W3 - Using The Result Of Genetic Studies Flashcards
What are the two large data analysis techniques?
GWAS
– Identify loci in the genome associated with a phenotype/disease - identifies millions of SNPs then use stats for identification of disease to pinpoint loci.
RNAseq
– Take a sample tissue and sequence all the RNA to provide a snapshot of gene expression levels
What are the difficulties of using GWAS data?
Large GWAS for complex diseases detect many loci
– Prioritisation - so thinking which area we need to focus on.
90% of GWAS SNPs are in non-coding regions of the genome
– Causal genes?
What is the mechanism of action explaining the association?
– Tissue/cell type?
– Molecular mechanism?
What is Linkage Disequilibrium?
Where alleles (DNA markers) occur together more often than can be accounted for by chance because of their physical proximity on a chromosome.
This is to do with the crossing over and recombination.

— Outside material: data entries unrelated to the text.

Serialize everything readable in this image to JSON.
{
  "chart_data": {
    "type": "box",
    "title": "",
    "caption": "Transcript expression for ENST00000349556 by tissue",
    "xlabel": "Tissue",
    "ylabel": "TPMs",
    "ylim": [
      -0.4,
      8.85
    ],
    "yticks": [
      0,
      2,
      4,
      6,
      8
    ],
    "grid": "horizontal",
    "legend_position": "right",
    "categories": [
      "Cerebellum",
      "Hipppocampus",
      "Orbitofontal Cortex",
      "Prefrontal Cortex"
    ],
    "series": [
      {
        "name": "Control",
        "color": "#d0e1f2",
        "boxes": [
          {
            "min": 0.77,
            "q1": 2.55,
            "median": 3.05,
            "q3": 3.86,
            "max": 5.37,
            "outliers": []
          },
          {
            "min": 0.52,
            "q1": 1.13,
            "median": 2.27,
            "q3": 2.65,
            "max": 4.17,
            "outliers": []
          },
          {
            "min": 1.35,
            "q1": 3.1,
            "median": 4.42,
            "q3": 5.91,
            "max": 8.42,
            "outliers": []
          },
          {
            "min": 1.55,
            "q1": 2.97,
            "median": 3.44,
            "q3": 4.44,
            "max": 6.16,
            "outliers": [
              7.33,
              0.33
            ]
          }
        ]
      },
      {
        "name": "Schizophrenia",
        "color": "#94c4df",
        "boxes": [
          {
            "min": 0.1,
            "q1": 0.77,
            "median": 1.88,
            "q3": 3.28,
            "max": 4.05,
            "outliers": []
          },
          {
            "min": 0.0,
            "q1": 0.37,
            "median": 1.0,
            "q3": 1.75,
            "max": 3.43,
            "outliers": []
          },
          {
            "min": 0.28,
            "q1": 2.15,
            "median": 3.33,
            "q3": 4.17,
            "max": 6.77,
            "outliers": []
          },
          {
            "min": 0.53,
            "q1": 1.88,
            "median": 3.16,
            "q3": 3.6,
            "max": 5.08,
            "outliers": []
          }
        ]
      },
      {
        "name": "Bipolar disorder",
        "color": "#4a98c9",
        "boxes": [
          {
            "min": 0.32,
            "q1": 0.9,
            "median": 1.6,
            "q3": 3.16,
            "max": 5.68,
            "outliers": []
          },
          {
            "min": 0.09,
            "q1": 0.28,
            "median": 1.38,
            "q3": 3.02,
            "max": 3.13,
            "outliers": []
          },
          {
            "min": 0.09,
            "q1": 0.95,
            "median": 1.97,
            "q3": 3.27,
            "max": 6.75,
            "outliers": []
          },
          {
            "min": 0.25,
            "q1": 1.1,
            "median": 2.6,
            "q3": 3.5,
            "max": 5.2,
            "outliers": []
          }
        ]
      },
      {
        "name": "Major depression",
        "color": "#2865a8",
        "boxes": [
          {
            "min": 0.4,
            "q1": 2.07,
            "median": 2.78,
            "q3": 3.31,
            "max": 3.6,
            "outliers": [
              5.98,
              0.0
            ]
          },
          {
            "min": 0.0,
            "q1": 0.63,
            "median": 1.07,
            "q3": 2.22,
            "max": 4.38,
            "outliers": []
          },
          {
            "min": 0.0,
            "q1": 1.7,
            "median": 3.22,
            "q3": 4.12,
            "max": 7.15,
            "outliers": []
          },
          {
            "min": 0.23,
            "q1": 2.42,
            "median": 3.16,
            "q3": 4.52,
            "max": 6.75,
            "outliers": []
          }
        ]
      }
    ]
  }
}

The further away the loci, the more chance of cross-overs and if close together, more chance of being inherited togethe. If it were in linkage equilibrium, there would be a 50% change of two loci being inherited at the same time.
What is RNAseq data?
Looking to see which genes have more or fewer mRNA copies present.
Relative expression data for every gene
Need to set significance threshold
– P-value
– Fold change
Novel, allele specific expression, and
alternative transcripts may be identified
What is the osteocyte transcriptome?
Same cell type at different locations show different transcriptomes
>100 novel transcripts identified
Distinct pattern of different expressed genes in different tissues/cell types
What are the other applications of RNAseq?
Cell populations response to treatments
How gene expression changes through development or under disease conditions
Single cell transcriptome analysis
What are the difficulties of using RNAseq data?
Many expression changes likely to be found
– Difficult to differentiate real from methodological artifacts
Transcriptome is a snapshot of expression in a specific cell/tissue and at a specific time
Identification of differential expression does not provide biological reasoning
How useful are GWAS and RNA sequencing in when it comes to complex diseases and large data sets?
GWAS
Identifies associations across
whole genome
Large number of loci
Doesn’t identify causal variants or
genes
Doesn’t identify cell
type/tissue/developmental stage
RNA Sequencing
Transcriptome of single cell/tissue
type
Large number of differentially
expressed genes
Misses changes in other cell types
or stages of development
Doesn’t identify reason for
differential gene expression
What is a pathway analysis?
You can take a list from a large data set and see which genes are enriched and related.
What is personalised medicine?
Applying the results of genetic studies to the healthcare management of an individual
– Predict and prevent disease
– Diagnosis
– Personalised interventions
What is GWAS loci relating to biological reasons?
Links loci to disease traits.
-Causal mutation/gene for each loci
-Genes or pathways identifying with disease
-Prioritising what to investigate further
- Validating findings.
What are difficulties linking loci to gene?
Linkage Disequilibrium makes it difficult to distinguish causal variant
90% of GWAS SNPs are in non-coding regions
– Regulatory elements
* Promoters, Enhancers, TF binding sites
May act at a distance from effected gene(s)
Need to determine relevant cells/tissues
What is fine mapping?
High resolution study of loci attempting to pinpoint individual variants directly effecting trait
Statistical and probabalistic methods
or comparison to a SNP correlation reference panel
How are causal genes assigned?
Proximity
Non-synonymous exonic change
Chromatin conformation capture
What are the relevant cell types for fine mapping?
Often unclear what are the causal cells
SNP enrichment analysis
– Gene expression
– Regulatory elements
– Open chromatin - likely to indicate genes actively expressed. So you can assign each gene a regulatory activity score.